La donna si alzò e, con passo lento e formale, cordialmente lo raggiunse e gli sorrise, allungando una mano in sua direzione. Sul suo capo risaltava una chioma rossa, corta e riccia, la quale adornava un chiaro pallore che contrastava sul verde muschio degli occhi. Molto magra e minuta, con qualche ruga ai lati delle palpebre, avrà avuto sui cinquanta o cinquantacinque anni.
"Buongiorno Signor Jackson." Si strinsero le mani in segno di saluto. "Sono la Dottoressa Alma Thompson."
"Piacere mio, Michael."
"La prego..." Iniziò lei. "Può posare il cappotto ovunque vuole e, quando se la sente, sedersi su quella poltrona. Io mi siederò dove mi ha trovata, davanti a Lei."
"Grazie..." Sfilò il lungo e scuro cappotto dalle spalle, posandolo su una sedia, così come fece poi col cappello e gli occhiali. Infine raggiunse la poltrona sulla quale era stato invitato a sedersi e guardò la donna negli occhi: timidamente, le sorrise.

"Allora, come preferisce che la chiami? Signor Jackson o Michael?" Esordì restando composta, elegante.
"Michael, grazie."
"Va bene, Michael. Vorrei rassicurarla prima di tutto del fatto che la sua frequentazione qui resterà discreta e che quel che ci diremo in questa stanza, resterà qui. Per coscienza e per segreto professionale, neanche una sillaba uscirà mai dalle mie labbra, con nessuno. Può fidarsi di me, sono qui per Lei." Accavallò le gambe quando egli annuì, lasciò che qualche istante passasse.

"Come si sente oggi?"
"Normale, direi." Rispose facendo spallucce con lentezza.

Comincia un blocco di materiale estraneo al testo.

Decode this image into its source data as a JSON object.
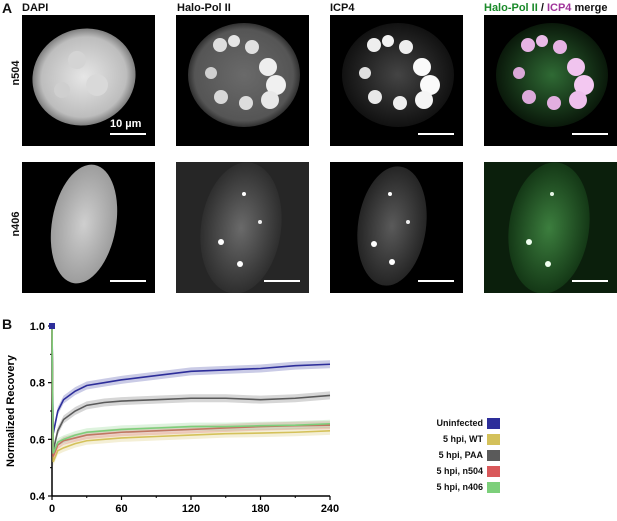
{
  "figure": {
    "panel_a_label": "A",
    "panel_b_label": "B",
    "columns": [
      {
        "id": "dapi",
        "label": "DAPI"
      },
      {
        "id": "halo",
        "label": "Halo-Pol II"
      },
      {
        "id": "icp4",
        "label": "ICP4"
      },
      {
        "id": "merge",
        "label_part1": "Halo-Pol II",
        "label_sep": " / ",
        "label_part2": "ICP4",
        "label_part3": " merge"
      }
    ],
    "rows": [
      {
        "id": "n504",
        "label": "n504"
      },
      {
        "id": "n406",
        "label": "n406"
      }
    ],
    "scale_bar_label": "10 µm",
    "colors": {
      "green_channel": "#1a8a2a",
      "magenta_channel": "#a0349a"
    }
  },
  "chart_data": {
    "type": "line",
    "ylabel": "Normalized Recovery",
    "xlabel": "",
    "xlim": [
      0,
      240
    ],
    "ylim": [
      0.4,
      1.0
    ],
    "xticks": [
      0,
      60,
      120,
      180,
      240
    ],
    "yticks": [
      0.4,
      0.6,
      0.8,
      1.0
    ],
    "legend_position": "right",
    "x": [
      0,
      1,
      5,
      10,
      20,
      30,
      45,
      60,
      90,
      120,
      150,
      180,
      210,
      240
    ],
    "series": [
      {
        "name": "Uninfected",
        "color": "#2d2e9a",
        "values": [
          1.0,
          0.62,
          0.7,
          0.74,
          0.77,
          0.79,
          0.8,
          0.81,
          0.825,
          0.84,
          0.845,
          0.85,
          0.86,
          0.865
        ]
      },
      {
        "name": "5 hpi, WT",
        "color": "#d4c15a",
        "values": [
          1.0,
          0.52,
          0.56,
          0.57,
          0.585,
          0.595,
          0.6,
          0.605,
          0.61,
          0.615,
          0.62,
          0.622,
          0.625,
          0.63
        ]
      },
      {
        "name": "5 hpi, PAA",
        "color": "#5a5a5a",
        "values": [
          1.0,
          0.56,
          0.63,
          0.67,
          0.7,
          0.72,
          0.73,
          0.735,
          0.74,
          0.745,
          0.745,
          0.74,
          0.745,
          0.755
        ]
      },
      {
        "name": "5 hpi, n504",
        "color": "#d9585a",
        "values": [
          1.0,
          0.54,
          0.58,
          0.595,
          0.605,
          0.615,
          0.62,
          0.625,
          0.63,
          0.635,
          0.64,
          0.645,
          0.648,
          0.65
        ]
      },
      {
        "name": "5 hpi, n406",
        "color": "#7ccf7a",
        "values": [
          1.0,
          0.55,
          0.59,
          0.6,
          0.615,
          0.625,
          0.63,
          0.635,
          0.64,
          0.645,
          0.645,
          0.648,
          0.65,
          0.655
        ]
      }
    ]
  }
}
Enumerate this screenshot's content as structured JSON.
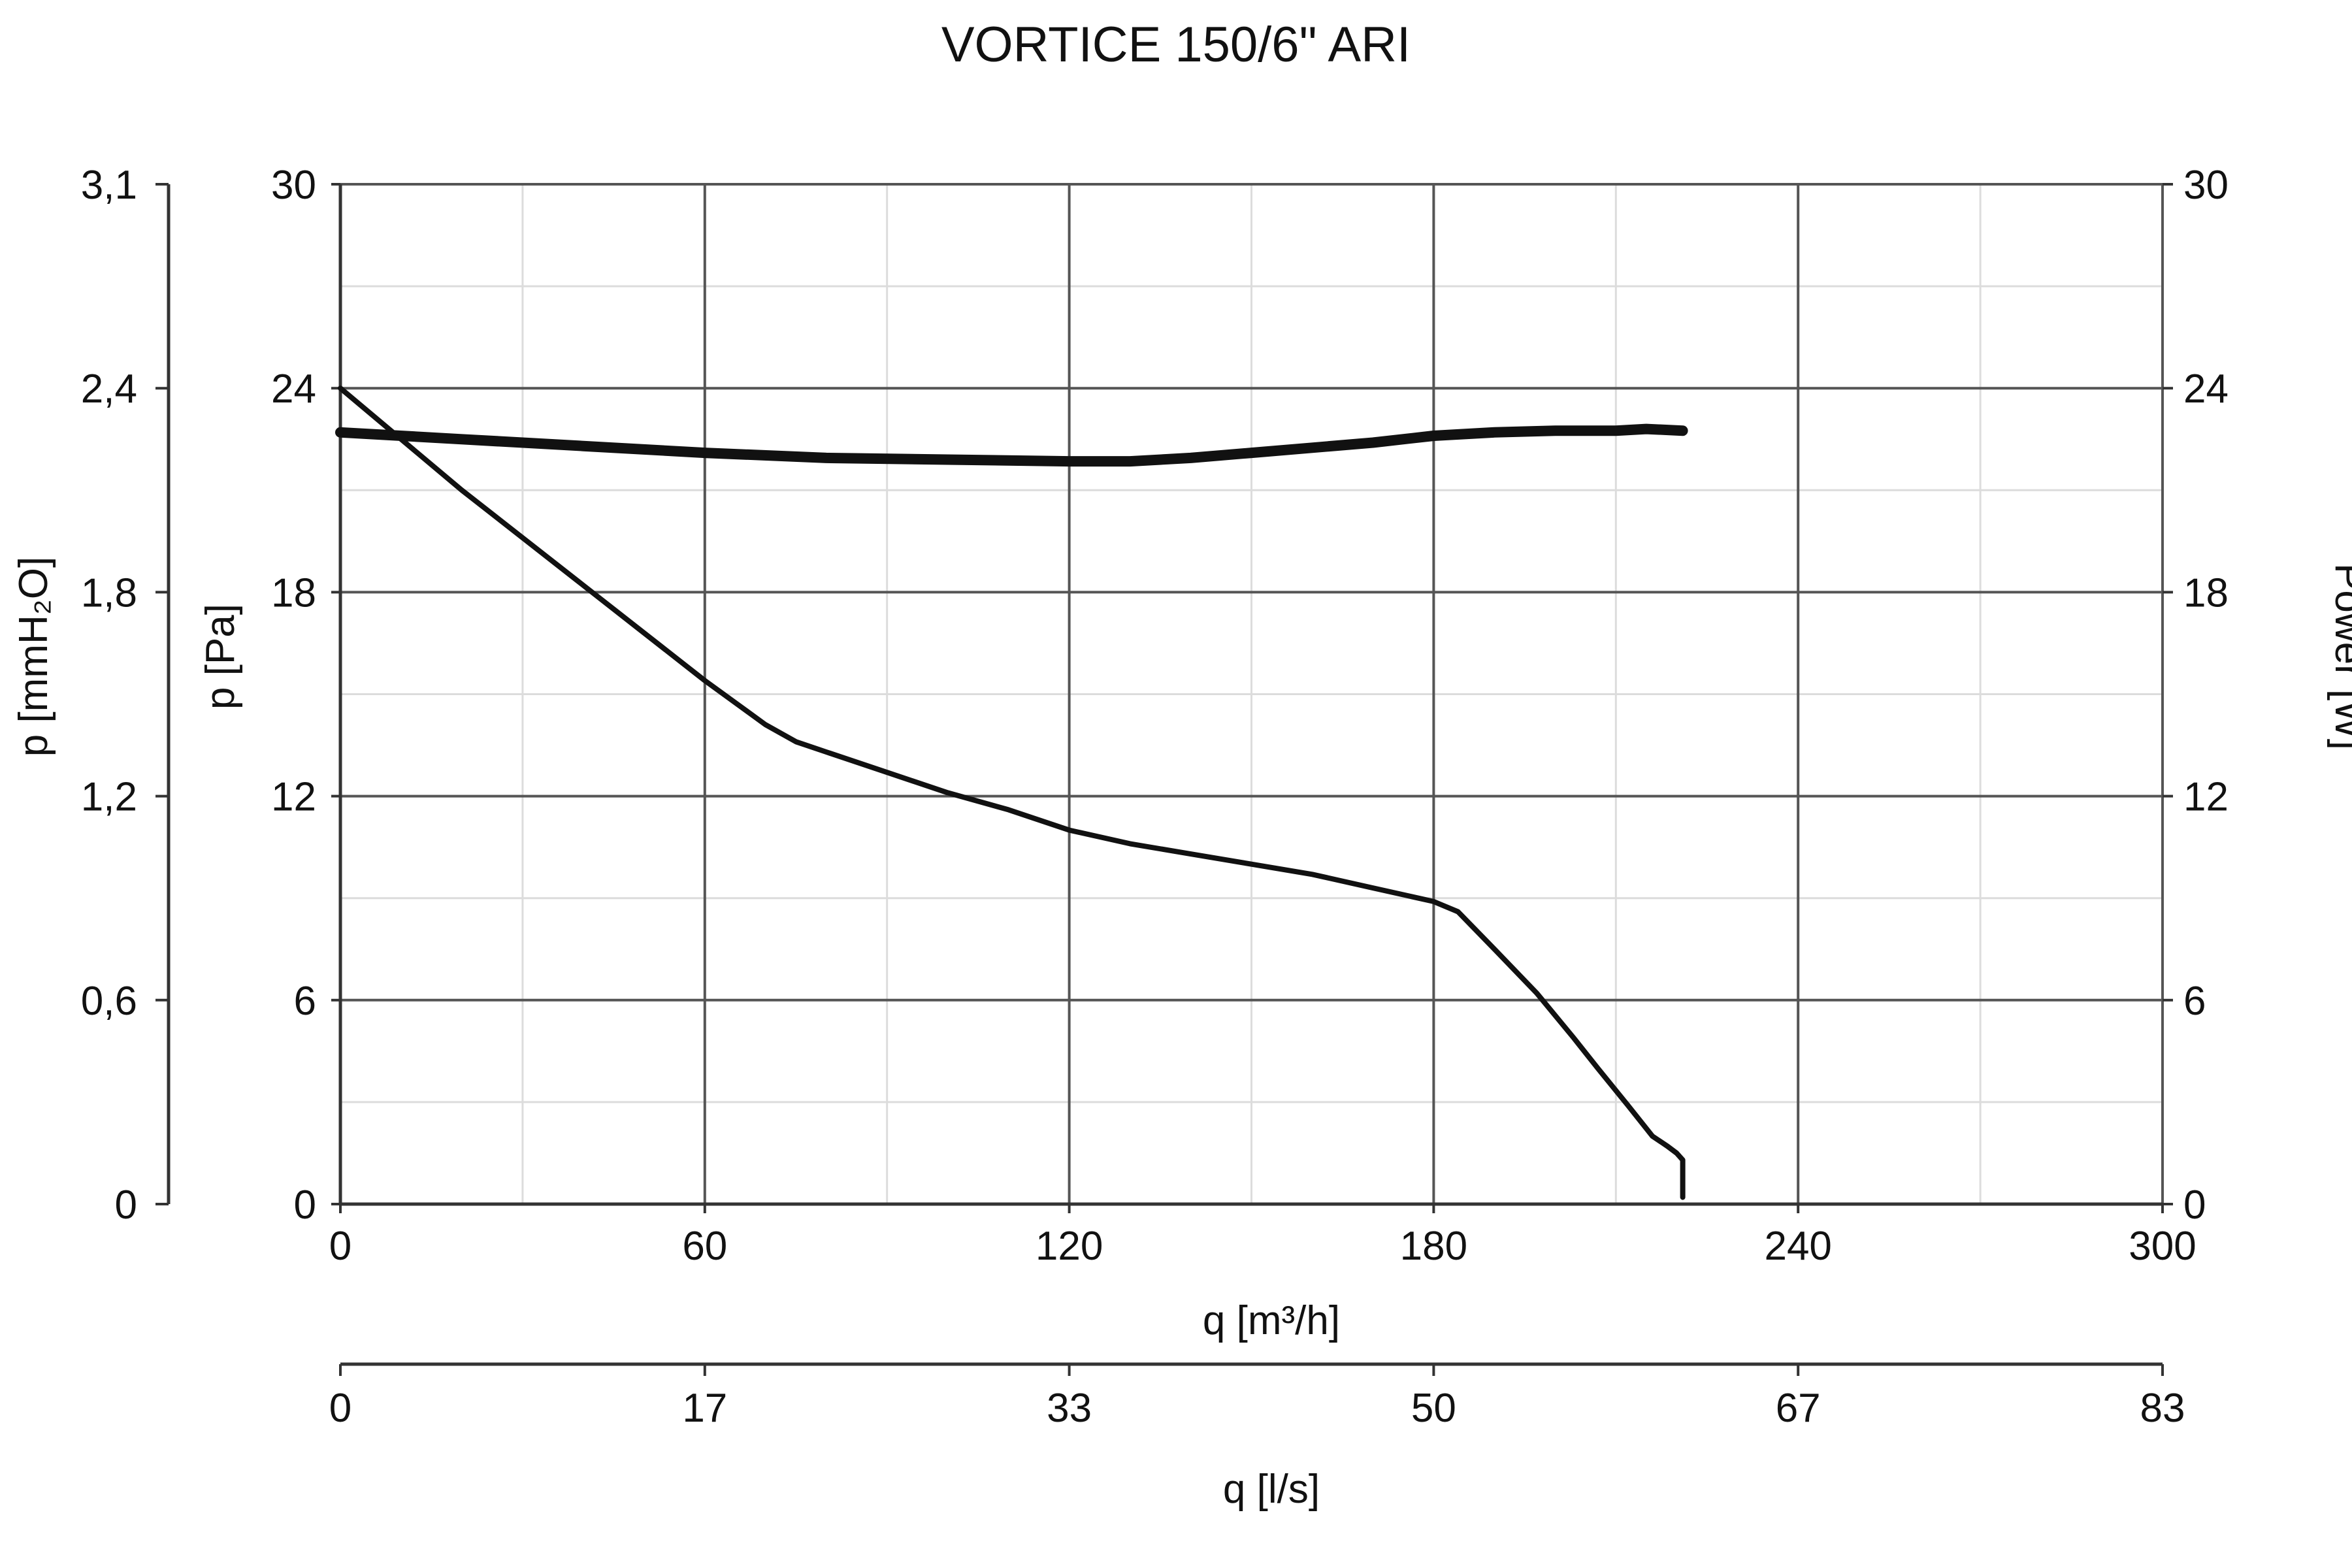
{
  "chart_data": {
    "type": "line",
    "title": "VORTICE 150/6\" ARI",
    "grid": true,
    "x_axis": {
      "label": "q [m³/h]",
      "range": [
        0,
        300
      ],
      "ticks": [
        "0",
        "60",
        "120",
        "180",
        "240",
        "300"
      ],
      "minor_step": 30
    },
    "x2_axis": {
      "label": "q [l/s]",
      "ticks": [
        "0",
        "17",
        "33",
        "50",
        "67",
        "83"
      ]
    },
    "y_axis": {
      "label": "p [Pa]",
      "range": [
        0,
        30
      ],
      "ticks": [
        "0",
        "6",
        "12",
        "18",
        "24",
        "30"
      ],
      "minor_step": 3
    },
    "y_axis_outer": {
      "label": "p [mmH₂O]",
      "ticks": [
        "0",
        "0,6",
        "1,2",
        "1,8",
        "2,4",
        "3,1"
      ]
    },
    "y2_axis": {
      "label": "Power [W]",
      "range": [
        0,
        30
      ],
      "ticks": [
        "0",
        "6",
        "12",
        "18",
        "24",
        "30"
      ]
    },
    "series": [
      {
        "id": "pressure",
        "axis": "p [Pa]",
        "color": "#111111",
        "x": [
          0,
          10,
          20,
          30,
          40,
          50,
          60,
          70,
          75,
          80,
          90,
          100,
          110,
          120,
          130,
          140,
          150,
          160,
          170,
          180,
          184,
          190,
          197,
          203,
          207,
          212,
          216,
          218.5,
          220,
          221,
          221
        ],
        "y": [
          24,
          22.5,
          21.0,
          19.6,
          18.2,
          16.8,
          15.4,
          14.1,
          13.6,
          13.3,
          12.7,
          12.1,
          11.6,
          11.0,
          10.6,
          10.3,
          10.0,
          9.7,
          9.3,
          8.9,
          8.6,
          7.5,
          6.2,
          4.9,
          4.0,
          2.9,
          2.0,
          1.7,
          1.5,
          1.3,
          0.2
        ]
      },
      {
        "id": "power",
        "axis": "Power [W]",
        "color": "#111111",
        "x": [
          0,
          20,
          40,
          60,
          80,
          100,
          120,
          130,
          140,
          150,
          160,
          170,
          180,
          190,
          200,
          210,
          215,
          221
        ],
        "y": [
          22.7,
          22.5,
          22.3,
          22.1,
          21.95,
          21.9,
          21.85,
          21.85,
          21.95,
          22.1,
          22.25,
          22.4,
          22.6,
          22.7,
          22.75,
          22.75,
          22.8,
          22.75
        ]
      }
    ]
  }
}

"E qual è per lei la normalità?"
Michael alzò le sopracciglia con sorpresa, se l'era sempre chiesto e non aveva mai avuto il coraggio di accettare la risposta.
"Beh... La normalità?" Sorrise tra sé e sé, non seppe se sinceramente o amaramente. "Il caos, i paparazzi e i giornalisti, nascondermi o travestirmi per avere un po' di vita come gli altri. Altrimenti me ne resto a casa."
"Le piace stare a casa?"
"Dipende. A volte mi sento molto solo."
"Mi parli della sua casa."
Sorrise, guardando in basso per un po'. "Neverland." Sussurrò. "È il mio angolo di paradiso. È un grande ranch incontaminato dalla cattiveria del mondo nel quale sono immerso, l'unico luogo in cui posso essere me stesso senza essere giudicato da nessuno. Non so cosa farei senza la mia Neverland. Rispecchia me, quel che sono. È casa mia..."
Mentre parlava guardava un punto fisso davanti a sé, fu come se per un momento si trovasse proprio tra quei giardini, su quelle attrazioni, a passeggiare tra i laghetti o lo zoo. Poi tornò alla realtà.
E Alma Thompson lo notò. Restò in silenzio per un po', poi riprese.